NAVIDAD, TELETÓN Y POLÍTICA

Por: Fernando Vivas. Periodista

Octubre fue el mes del 'petroescándalo' y el presidente se improvisó como pragmático moralizador, cortando cabezas del Gabinete. Noviembre fue el mes de las cumbres y puso su mejor cara de anfitrión. Diciembre es el mes de la Navidad y se ha propuesto actuar como un Papá Noel.
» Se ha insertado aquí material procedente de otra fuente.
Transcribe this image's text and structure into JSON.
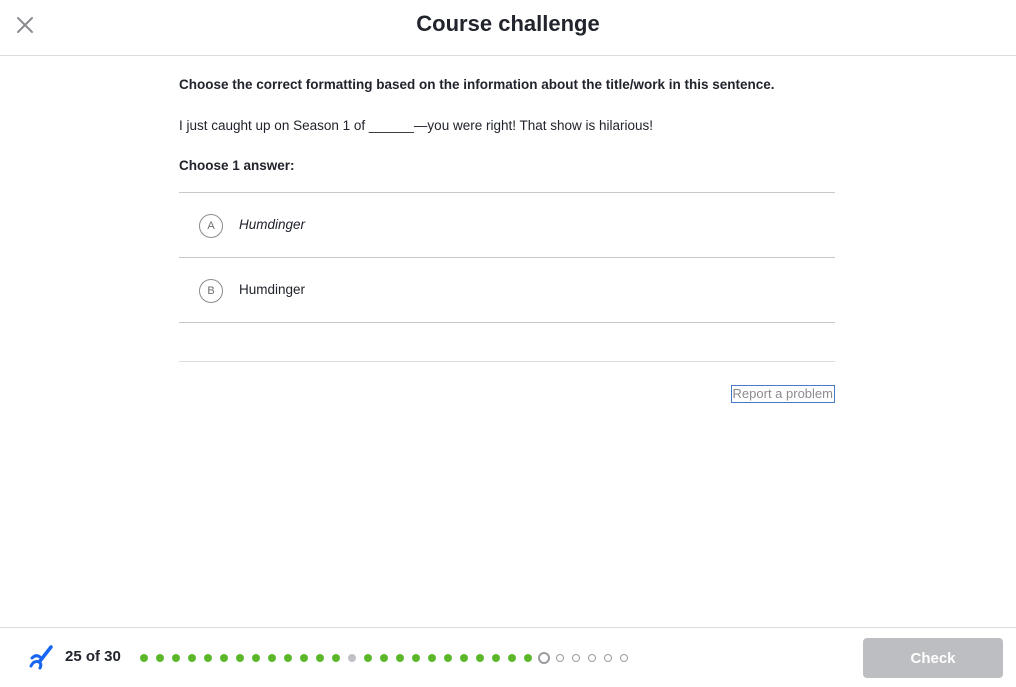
{
  "header": {
    "title": "Course challenge",
    "close_icon": "close-icon"
  },
  "question": {
    "instruction": "Choose the correct formatting based on the information about the title/work in this sentence.",
    "sentence": "I just caught up on Season 1 of ______—you were right! That show is hilarious!",
    "choose_label": "Choose 1 answer:",
    "choices": [
      {
        "letter": "A",
        "text": "Humdinger",
        "style": "italic"
      },
      {
        "letter": "B",
        "text": "Humdinger",
        "style": "normal"
      }
    ]
  },
  "report_link": "Report a problem",
  "footer": {
    "skill_icon": "skill-pencil-icon",
    "progress_text": "25 of 30",
    "progress": {
      "answered": 25,
      "total": 30
    },
    "dots": [
      "correct",
      "correct",
      "correct",
      "correct",
      "correct",
      "correct",
      "correct",
      "correct",
      "correct",
      "correct",
      "correct",
      "correct",
      "correct",
      "skipped",
      "correct",
      "correct",
      "correct",
      "correct",
      "correct",
      "correct",
      "correct",
      "correct",
      "correct",
      "correct",
      "correct",
      "current",
      "empty",
      "empty",
      "empty",
      "empty",
      "empty"
    ],
    "check_label": "Check"
  },
  "colors": {
    "correct": "#5cb82a",
    "skipped": "#bfc1c4",
    "check_disabled": "#bdbec1",
    "skill_icon": "#1865f2"
  }
}
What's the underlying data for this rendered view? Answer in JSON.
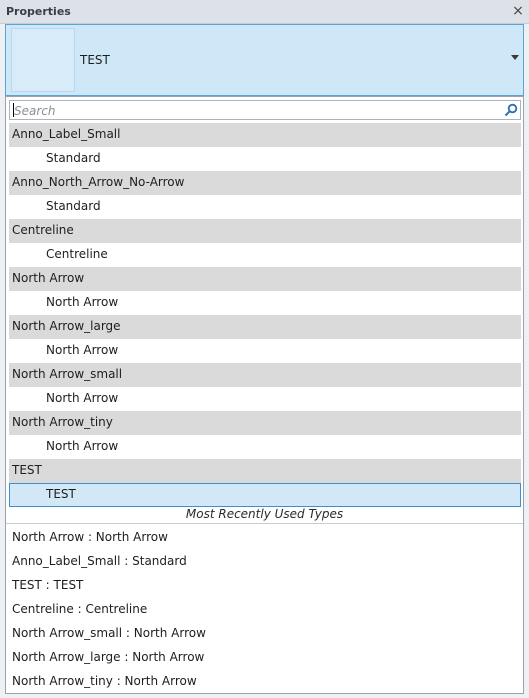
{
  "panel": {
    "title": "Properties"
  },
  "type_selector": {
    "current_type": "TEST"
  },
  "search": {
    "placeholder": "Search"
  },
  "groups": [
    {
      "family": "Anno_Label_Small",
      "types": [
        "Standard"
      ]
    },
    {
      "family": "Anno_North_Arrow_No-Arrow",
      "types": [
        "Standard"
      ]
    },
    {
      "family": "Centreline",
      "types": [
        "Centreline"
      ]
    },
    {
      "family": "North Arrow",
      "types": [
        "North Arrow"
      ]
    },
    {
      "family": "North Arrow_large",
      "types": [
        "North Arrow"
      ]
    },
    {
      "family": "North Arrow_small",
      "types": [
        "North Arrow"
      ]
    },
    {
      "family": "North Arrow_tiny",
      "types": [
        "North Arrow"
      ]
    },
    {
      "family": "TEST",
      "types": [
        "TEST"
      ],
      "selected_type": "TEST"
    }
  ],
  "mru": {
    "header": "Most Recently Used Types",
    "items": [
      "North Arrow : North Arrow",
      "Anno_Label_Small : Standard",
      "TEST : TEST",
      "Centreline : Centreline",
      "North Arrow_small : North Arrow",
      "North Arrow_large : North Arrow",
      "North Arrow_tiny : North Arrow"
    ]
  },
  "colors": {
    "selector_bg": "#cfe8f7",
    "selected_border": "#3d8fd0",
    "family_row_bg": "#dadada"
  }
}
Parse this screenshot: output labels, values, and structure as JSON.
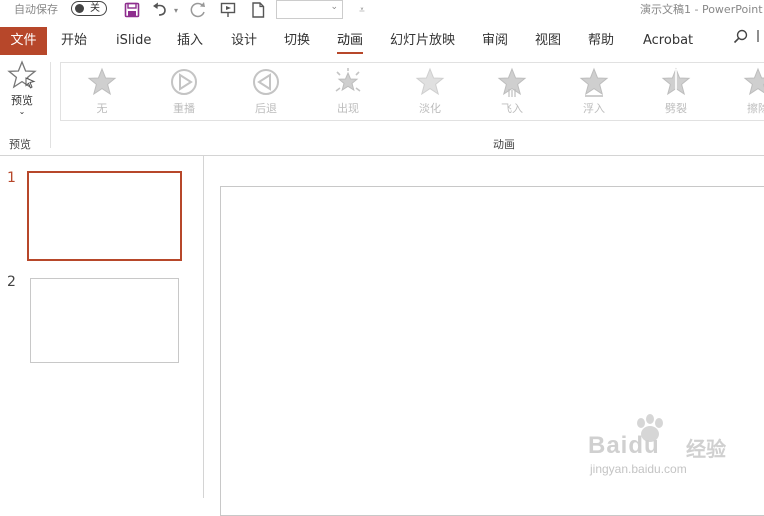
{
  "titlebar": {
    "autosave_label": "自动保存",
    "autosave_state": "关",
    "document_title": "演示文稿1 - PowerPoint"
  },
  "tabs": [
    {
      "label": "文件",
      "icon": null
    },
    {
      "label": "开始"
    },
    {
      "label": "iSlide"
    },
    {
      "label": "插入"
    },
    {
      "label": "设计"
    },
    {
      "label": "切换"
    },
    {
      "label": "动画",
      "active": true
    },
    {
      "label": "幻灯片放映"
    },
    {
      "label": "审阅"
    },
    {
      "label": "视图"
    },
    {
      "label": "帮助"
    },
    {
      "label": "Acrobat"
    }
  ],
  "ribbon": {
    "preview_button_label": "预览",
    "preview_group_label": "预览",
    "animation_group_label": "动画",
    "animations": [
      "无",
      "重播",
      "后退",
      "出现",
      "淡化",
      "飞入",
      "浮入",
      "劈裂",
      "擦除"
    ]
  },
  "slides": [
    {
      "number": "1",
      "selected": true
    },
    {
      "number": "2",
      "selected": false
    }
  ],
  "colors": {
    "accent": "#b7472a",
    "disabled_icon": "#c8c8c8"
  },
  "watermark": {
    "brand": "Baidu",
    "product": "经验",
    "url": "jingyan.baidu.com"
  }
}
La convocatoria a una teletón palaciega para el domingo 21, en plena semana de cohetones y luces de bengala, apuesta a llevar los sentimientos navideños al paroxismo de la aprobación del poder. El patio central de Palacio será el epicentro de la solidaridad y el show será conducido nada menos que por la estrella de la televisión blanca, Gisela Valcárcel, secundada por todas las figuras que se sentirán emocionalmente obligadas a dejar su óbolo presencial.
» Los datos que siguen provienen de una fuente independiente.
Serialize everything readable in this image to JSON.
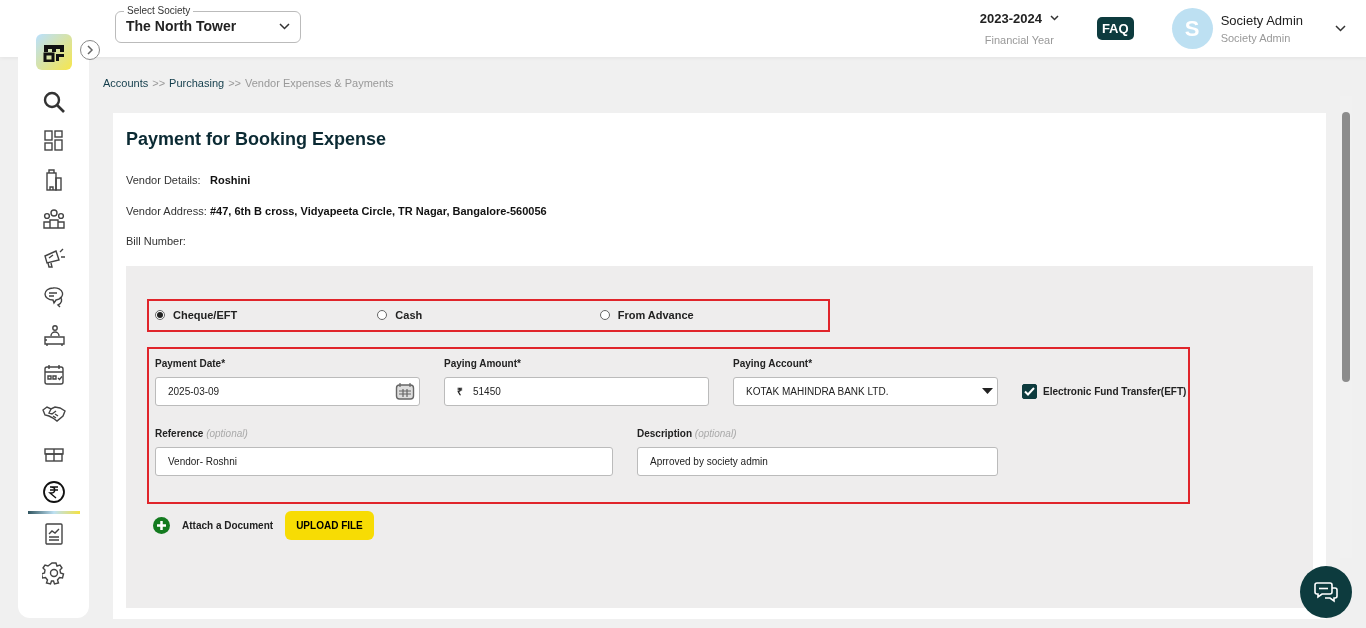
{
  "sidebar": {
    "items": [
      {
        "kind": "search",
        "selected": false
      },
      {
        "kind": "grid",
        "selected": false
      },
      {
        "kind": "building",
        "selected": false
      },
      {
        "kind": "people",
        "selected": false
      },
      {
        "kind": "megaphone",
        "selected": false
      },
      {
        "kind": "chat",
        "selected": false
      },
      {
        "kind": "desk",
        "selected": false
      },
      {
        "kind": "calendar",
        "selected": false
      },
      {
        "kind": "handshake",
        "selected": false
      },
      {
        "kind": "gift",
        "selected": false
      },
      {
        "kind": "rupee",
        "selected": true
      },
      {
        "kind": "report",
        "selected": false
      },
      {
        "kind": "gear",
        "selected": false
      }
    ]
  },
  "header": {
    "society_select": {
      "label": "Select Society",
      "value": "The North Tower"
    },
    "financial_year": {
      "value": "2023-2024",
      "label": "Financial Year"
    },
    "faq": "FAQ",
    "user": {
      "initial": "S",
      "name": "Society Admin",
      "role": "Society Admin"
    }
  },
  "breadcrumb": {
    "separator": ">>",
    "items": [
      {
        "text": "Accounts",
        "current": false
      },
      {
        "text": "Purchasing",
        "current": false
      },
      {
        "text": "Vendor Expenses & Payments",
        "current": true
      }
    ]
  },
  "title": "Payment for Booking Expense",
  "details": [
    {
      "label": "Vendor Details:",
      "value": "Roshini"
    },
    {
      "label": "Vendor Address:",
      "value": "#47, 6th B cross, Vidyapeeta Circle, TR Nagar, Bangalore-560056"
    },
    {
      "label": "Bill Number:"
    }
  ],
  "payment_modes": [
    {
      "label": "Cheque/EFT",
      "selected": true
    },
    {
      "label": "Cash",
      "selected": false
    },
    {
      "label": "From Advance",
      "selected": false
    }
  ],
  "form": {
    "payment_date": {
      "label": "Payment Date*",
      "value": "2025-03-09"
    },
    "paying_amount": {
      "label": "Paying Amount*",
      "currency": "₹",
      "value": "51450"
    },
    "paying_account": {
      "label": "Paying Account*",
      "value": "KOTAK MAHINDRA BANK LTD."
    },
    "eft": {
      "label": "Electronic Fund Transfer(EFT)",
      "checked": true
    },
    "reference": {
      "label": "Reference",
      "hint": "(optional)",
      "value": "Vendor- Roshni"
    },
    "description": {
      "label": "Description",
      "hint": "(optional)",
      "value": "Aprroved by society admin"
    }
  },
  "attach": {
    "label": "Attach a Document",
    "button": "UPLOAD FILE"
  }
}
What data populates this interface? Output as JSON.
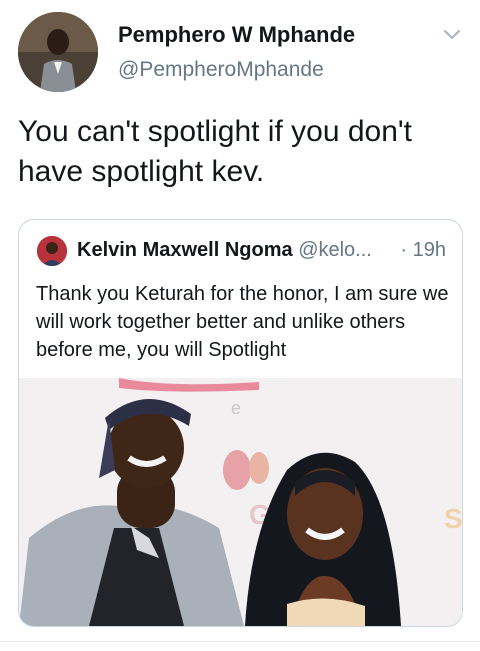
{
  "tweet": {
    "author_name": "Pemphero W Mphande",
    "author_handle": "@PempheroMphande",
    "text": "You can't spotlight if you don't have spotlight kev.",
    "avatar_icon": "user-avatar-photo",
    "menu_icon": "chevron-down-icon"
  },
  "quoted": {
    "author_name": "Kelvin Maxwell Ngoma",
    "author_handle": "@kelo...",
    "separator": "·",
    "time": "19h",
    "text": "Thank you Keturah for the honor,  I am sure we will work together better and unlike others before me,  you will Spotlight",
    "avatar_icon": "user-avatar-photo",
    "photo": "event-photo"
  },
  "colors": {
    "text_primary": "#14171a",
    "text_secondary": "#657786",
    "border": "#ccd6dd"
  }
}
La emoción, en verdad, ya empezó a hacer presa del propio García, quien, ayer, en la inauguración del penal de mujeres Tarapacá, abogó por la liberación de Magaly Medina.


Apuesto a que está pensando como productor de TV que busca el clímax de su reventón: Gisela y Magaly juntas por los niños de San Juan (la ministra de Justicia Rosario Fernández ya puso el parche diciendo que no puede hacer nada contra la carcelería de Medina, pero queda la facultad de la gracia presidencial).


¿Y si esta última, para evitar la controversia que generaría favorecer a una condenada de entre miles, se limita a gestionarle un permiso para concurrir a la cita del 21? El ráting se va a las nubes.


Vaya y pase el presidencia-lismo como centro del escenario político, pero no como eje de rituales católicos y televisivos. 'Hermanón', 'Papá Upa', Papá Noel, rey mago y presidente en uno solo, Dios nos coja confesados.


En fin, la supermovida de Alan tiene el noble fin de solventar un año de gastos al Hogar-Clínica San Juan de Dios y ello puede compensar la confusión de emociones y perspectivas populares que genere.


Al margen de ella debe quedar el estadista que acaba de lanzar un plan anticrisis. ¿Pero es así? Pues me temo que la relativa demora en presentar tal plan lo ha hecho caer en coyuntura navideña.


La población podría ver los aportes del Estado como regalos --eso deben sentir los jubilados que van a recibir sus devengados-- y todo sacrificio como un óbolo. Cuando nos libremos del empacho de
teletones y panetones anticrisis, veremos el panorama con mayor calma.